I need to prove Caley's theorem that each group G is isomorphic to a sub group of S(n). Wherever I check it is proven using the operation of multiplying from left side. that means $f_g(x) = g*x$
I proved it using the conjugacy operation -
$f_g(x) = g*x*g^{-1}$
I have been told it is wrong and can't figure out why..
any help will be aprriciated
On
The reason the left multiplication action works is because for fixed $g\in G$, the map $\psi_{g}: G\to G$ given by $x\mapsto gx$ is bijective (only as a set theoretic map!). Hence, the correspondence $G\to S_{|G|}$ given by $g\mapsto \psi_{g}$ is a group homomorphism (which then you easily check has a trivial kernel, so that completes Cayley's theorem).
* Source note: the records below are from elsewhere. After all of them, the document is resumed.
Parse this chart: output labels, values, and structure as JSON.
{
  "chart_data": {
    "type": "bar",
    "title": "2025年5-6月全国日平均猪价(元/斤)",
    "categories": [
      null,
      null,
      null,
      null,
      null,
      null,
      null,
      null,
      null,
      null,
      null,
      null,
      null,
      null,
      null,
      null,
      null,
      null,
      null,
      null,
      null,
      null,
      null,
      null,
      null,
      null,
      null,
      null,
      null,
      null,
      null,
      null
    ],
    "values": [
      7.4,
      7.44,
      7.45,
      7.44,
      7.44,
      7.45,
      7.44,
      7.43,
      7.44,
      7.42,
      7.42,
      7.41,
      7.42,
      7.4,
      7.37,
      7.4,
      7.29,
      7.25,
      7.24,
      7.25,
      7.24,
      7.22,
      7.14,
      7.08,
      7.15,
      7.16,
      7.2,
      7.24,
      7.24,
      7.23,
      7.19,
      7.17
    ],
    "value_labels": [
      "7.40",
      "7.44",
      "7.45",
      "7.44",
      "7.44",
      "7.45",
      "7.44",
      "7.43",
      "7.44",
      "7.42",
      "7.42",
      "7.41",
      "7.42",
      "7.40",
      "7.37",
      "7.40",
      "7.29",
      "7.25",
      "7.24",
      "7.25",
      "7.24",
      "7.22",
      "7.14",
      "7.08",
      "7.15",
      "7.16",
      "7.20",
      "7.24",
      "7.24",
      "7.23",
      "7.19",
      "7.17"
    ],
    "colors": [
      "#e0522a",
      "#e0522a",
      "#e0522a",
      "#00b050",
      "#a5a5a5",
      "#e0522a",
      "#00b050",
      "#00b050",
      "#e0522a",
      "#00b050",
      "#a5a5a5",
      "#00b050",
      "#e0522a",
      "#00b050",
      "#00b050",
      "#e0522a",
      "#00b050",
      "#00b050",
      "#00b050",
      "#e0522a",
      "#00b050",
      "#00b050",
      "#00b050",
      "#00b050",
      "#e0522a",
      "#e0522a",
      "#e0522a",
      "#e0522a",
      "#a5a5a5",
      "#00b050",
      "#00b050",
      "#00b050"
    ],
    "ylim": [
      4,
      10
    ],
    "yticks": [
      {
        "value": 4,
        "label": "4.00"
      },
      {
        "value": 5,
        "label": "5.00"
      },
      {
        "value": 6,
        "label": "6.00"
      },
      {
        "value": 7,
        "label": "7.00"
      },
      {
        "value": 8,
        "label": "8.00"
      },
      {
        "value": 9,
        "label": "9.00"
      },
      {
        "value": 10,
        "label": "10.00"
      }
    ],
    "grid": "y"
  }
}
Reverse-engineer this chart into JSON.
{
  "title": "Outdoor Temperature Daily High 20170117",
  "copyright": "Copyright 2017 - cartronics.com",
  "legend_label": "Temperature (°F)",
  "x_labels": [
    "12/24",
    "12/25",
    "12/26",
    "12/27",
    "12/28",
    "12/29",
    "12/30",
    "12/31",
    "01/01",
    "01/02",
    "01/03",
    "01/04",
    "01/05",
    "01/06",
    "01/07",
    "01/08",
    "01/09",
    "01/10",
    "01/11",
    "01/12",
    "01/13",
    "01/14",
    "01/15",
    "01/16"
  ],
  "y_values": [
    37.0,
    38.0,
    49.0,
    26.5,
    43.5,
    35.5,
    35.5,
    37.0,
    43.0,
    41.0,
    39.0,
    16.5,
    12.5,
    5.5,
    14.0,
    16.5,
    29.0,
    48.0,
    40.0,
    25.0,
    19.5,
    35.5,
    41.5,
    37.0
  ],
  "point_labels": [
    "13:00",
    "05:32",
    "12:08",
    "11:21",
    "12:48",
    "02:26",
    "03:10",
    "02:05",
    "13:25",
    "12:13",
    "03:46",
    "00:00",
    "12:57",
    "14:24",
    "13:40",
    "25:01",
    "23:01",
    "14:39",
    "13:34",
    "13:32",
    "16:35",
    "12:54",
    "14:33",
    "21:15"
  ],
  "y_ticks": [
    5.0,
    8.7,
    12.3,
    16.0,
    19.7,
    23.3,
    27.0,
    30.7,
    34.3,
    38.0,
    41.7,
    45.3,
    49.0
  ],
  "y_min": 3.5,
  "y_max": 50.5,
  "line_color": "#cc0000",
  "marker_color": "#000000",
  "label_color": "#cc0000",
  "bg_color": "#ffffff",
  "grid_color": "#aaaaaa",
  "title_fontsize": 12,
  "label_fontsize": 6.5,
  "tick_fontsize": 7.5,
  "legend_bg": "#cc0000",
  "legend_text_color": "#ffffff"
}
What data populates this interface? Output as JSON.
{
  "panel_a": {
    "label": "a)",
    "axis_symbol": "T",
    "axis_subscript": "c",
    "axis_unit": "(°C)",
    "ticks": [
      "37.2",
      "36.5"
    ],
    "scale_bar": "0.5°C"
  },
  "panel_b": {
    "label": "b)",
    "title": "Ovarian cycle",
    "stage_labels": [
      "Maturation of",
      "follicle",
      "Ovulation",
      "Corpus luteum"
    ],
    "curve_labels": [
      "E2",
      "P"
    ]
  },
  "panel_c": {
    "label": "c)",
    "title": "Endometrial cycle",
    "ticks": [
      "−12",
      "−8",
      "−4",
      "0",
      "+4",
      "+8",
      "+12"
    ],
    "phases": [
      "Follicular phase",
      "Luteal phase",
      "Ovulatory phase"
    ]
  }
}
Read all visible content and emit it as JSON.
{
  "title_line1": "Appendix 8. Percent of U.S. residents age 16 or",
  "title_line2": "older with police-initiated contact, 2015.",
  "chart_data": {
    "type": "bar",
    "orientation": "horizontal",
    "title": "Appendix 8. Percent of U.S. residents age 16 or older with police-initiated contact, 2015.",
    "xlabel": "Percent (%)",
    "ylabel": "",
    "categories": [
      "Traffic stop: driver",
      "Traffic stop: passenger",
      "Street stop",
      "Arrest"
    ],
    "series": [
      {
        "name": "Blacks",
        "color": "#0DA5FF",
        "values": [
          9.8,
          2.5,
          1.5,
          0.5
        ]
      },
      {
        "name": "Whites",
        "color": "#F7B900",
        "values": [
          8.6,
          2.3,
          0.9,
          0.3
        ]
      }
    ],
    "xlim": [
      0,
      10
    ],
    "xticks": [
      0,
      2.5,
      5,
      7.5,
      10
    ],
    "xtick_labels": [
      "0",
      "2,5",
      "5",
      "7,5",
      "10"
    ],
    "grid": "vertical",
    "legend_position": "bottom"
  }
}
Now, what goes wrong with using conjugation? Let's try the same thing: for each fixed $g\in G$, the map $\phi_{g}: G\to G$ is given by $x\mapsto g x g^{-1}$. Once again $\phi_{g}$ is bijective as a set map (in fact, it is a group homomorphism in this case). So then consider $G\to S_{|G|}$ given by $g\mapsto \phi_{g}$. This is no longer injective in general. Think about what happens when $g\in Z(G)$.
The induced (by the conjugation action) morphism is one-to-one if and only if the center of the group is trivial.